Ecologie

Pourquoi le lait des prés n'a pas marché

Bons pour l’environnement et équilibrés nutritionnellement, ces produits ont presque disparu des rayons de Migros, faute d’une véritable stratégie de commercialisation. Retour sur un flop.
Alimentation Agriculture

Archive · 04 septembre 2012

Photo: Sébastien Féval

Une vache broutant paisiblement dans une prairie, voilà l’image d’Epinal associée à la production de lait. Un cliché? Pas vraiment. En Suisse, le foin représente toujours le menu principal des ruminants. Du point de vue de l’environnement, ce mode d’alimentation se trouve particulièrement bien adapté aux zones de collines, tout en préservant les ressources naturelles; l’herbe y poussant sans engrais ni pesticides. Un modèle du genre.

La production laitière s’est intensifiée ces dernières années.
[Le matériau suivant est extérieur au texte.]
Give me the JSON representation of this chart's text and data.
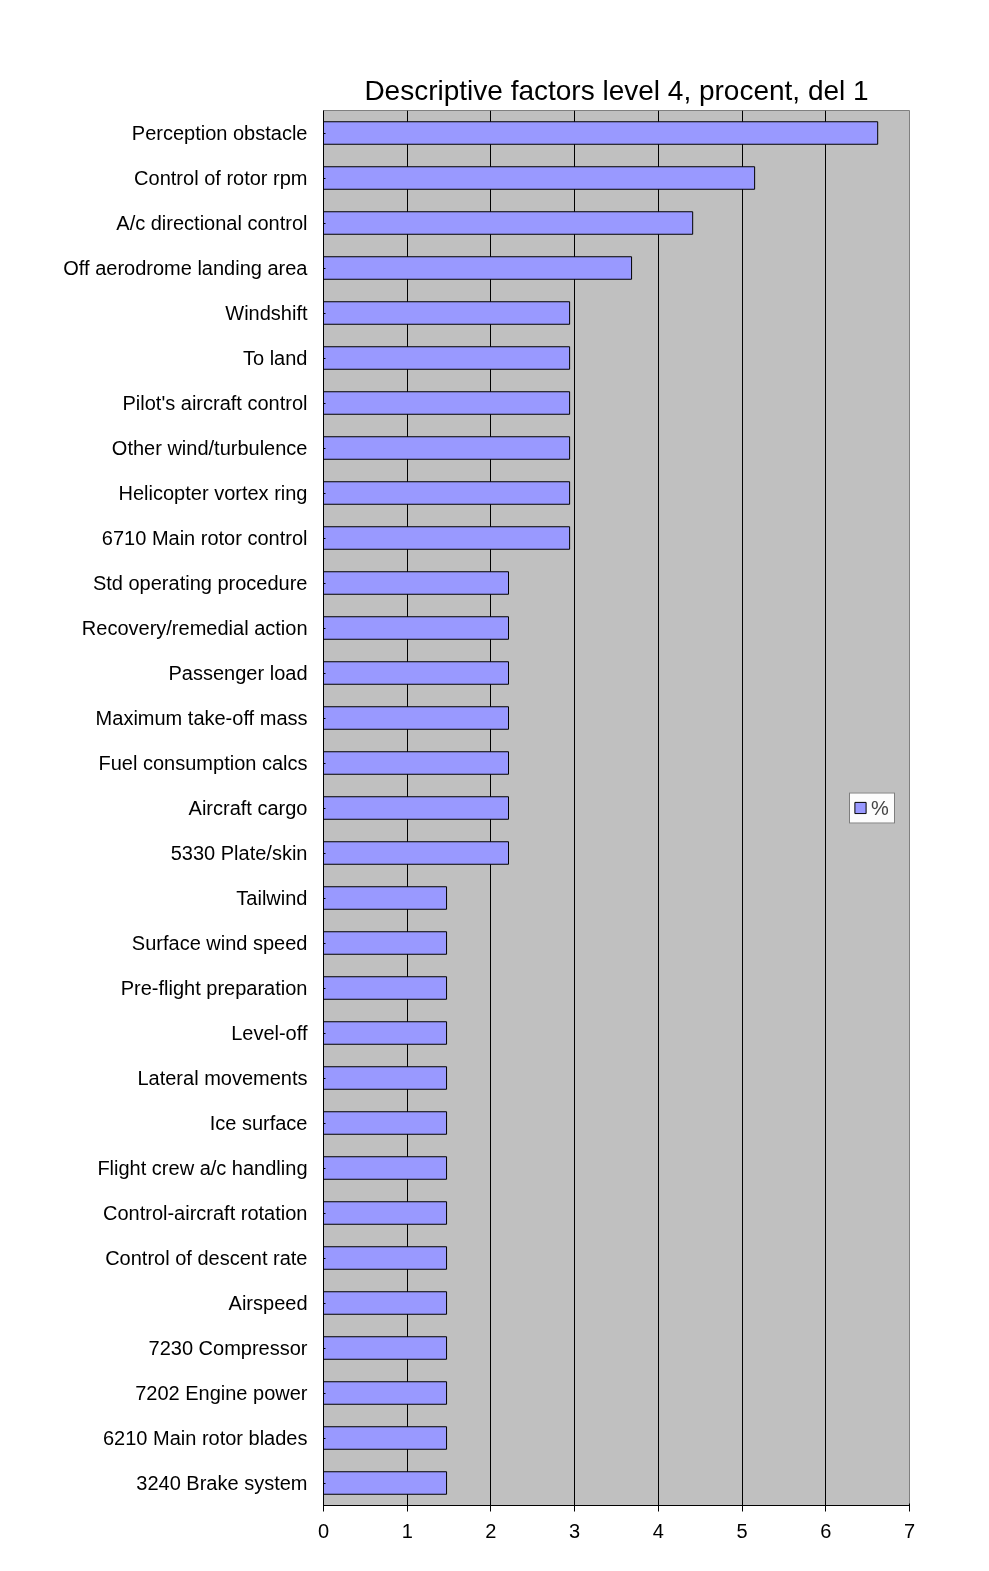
{
  "chart_data": {
    "type": "bar",
    "orientation": "horizontal",
    "title": "Descriptive factors level 4, procent, del 1",
    "categories": [
      "Perception obstacle",
      "Control of rotor rpm",
      "A/c directional control",
      "Off aerodrome landing area",
      "Windshift",
      "To land",
      "Pilot's aircraft control",
      "Other wind/turbulence",
      "Helicopter vortex ring",
      "6710 Main rotor control",
      "Std operating procedure",
      "Recovery/remedial action",
      "Passenger load",
      "Maximum take-off mass",
      "Fuel consumption calcs",
      "Aircraft cargo",
      "5330 Plate/skin",
      "Tailwind",
      "Surface wind speed",
      "Pre-flight preparation",
      "Level-off",
      "Lateral movements",
      "Ice surface",
      "Flight crew a/c handling",
      "Control-aircraft rotation",
      "Control of descent rate",
      "Airspeed",
      "7230 Compressor",
      "7202 Engine power",
      "6210 Main rotor blades",
      "3240 Brake system"
    ],
    "series": [
      {
        "name": "%",
        "color": "#9999ff",
        "values": [
          6.62,
          5.15,
          4.41,
          3.68,
          2.94,
          2.94,
          2.94,
          2.94,
          2.94,
          2.94,
          2.21,
          2.21,
          2.21,
          2.21,
          2.21,
          2.21,
          2.21,
          1.47,
          1.47,
          1.47,
          1.47,
          1.47,
          1.47,
          1.47,
          1.47,
          1.47,
          1.47,
          1.47,
          1.47,
          1.47,
          1.47
        ]
      }
    ],
    "xlim": [
      0,
      7
    ],
    "xticks": [
      0,
      1,
      2,
      3,
      4,
      5,
      6,
      7
    ],
    "grid": "x",
    "legend": "right"
  }
}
Certains bovins produisent désormais 10 000 litres de lait par cycle de lactation, près de deux fois plus que dans les années 1960. Des performances qui ne sont rendues possibles que grâce aux compléments à l’herbe et au foin. Le soja, majoritairement importé, y occupe une place importante en raison de sa teneur en protéines. Or, dans les régions tropicales, la culture de cette plante se fait souvent au détriment des forêts ou des cultures traditionnelles destinées à la consommation humaine…

Pour un lait durable

Ainsi, dans le but de mettre en valeur les fourrages et de favoriser la biodiversité, l’association des paysans de production intégrée IP-Suisse lance le projet «lait des prés». «D’ici à 2013, nous produirons sans soja. Cela sera possible en cultivant des plantes comme la luzerne ou en recourant aux tourteaux de colza suisse. Nos vaches ont aussi une production laitière plus modeste que certaines vaches de compétition, soit 7000 à 8000 litres par an», rappelle Jacques Demierre, le gérant romand de l’association.

Le concept prévoit également que les producteurs perçoivent 7 centimes de plus par litre, un supplément appréciable dans le contexte actuel du marché laitier, marqué par une surproduction et des prix à la baisse. Grâce à un partenariat avec Migros, la commercialisation a débuté à l’automne 2011, sous le label Terra Suisse.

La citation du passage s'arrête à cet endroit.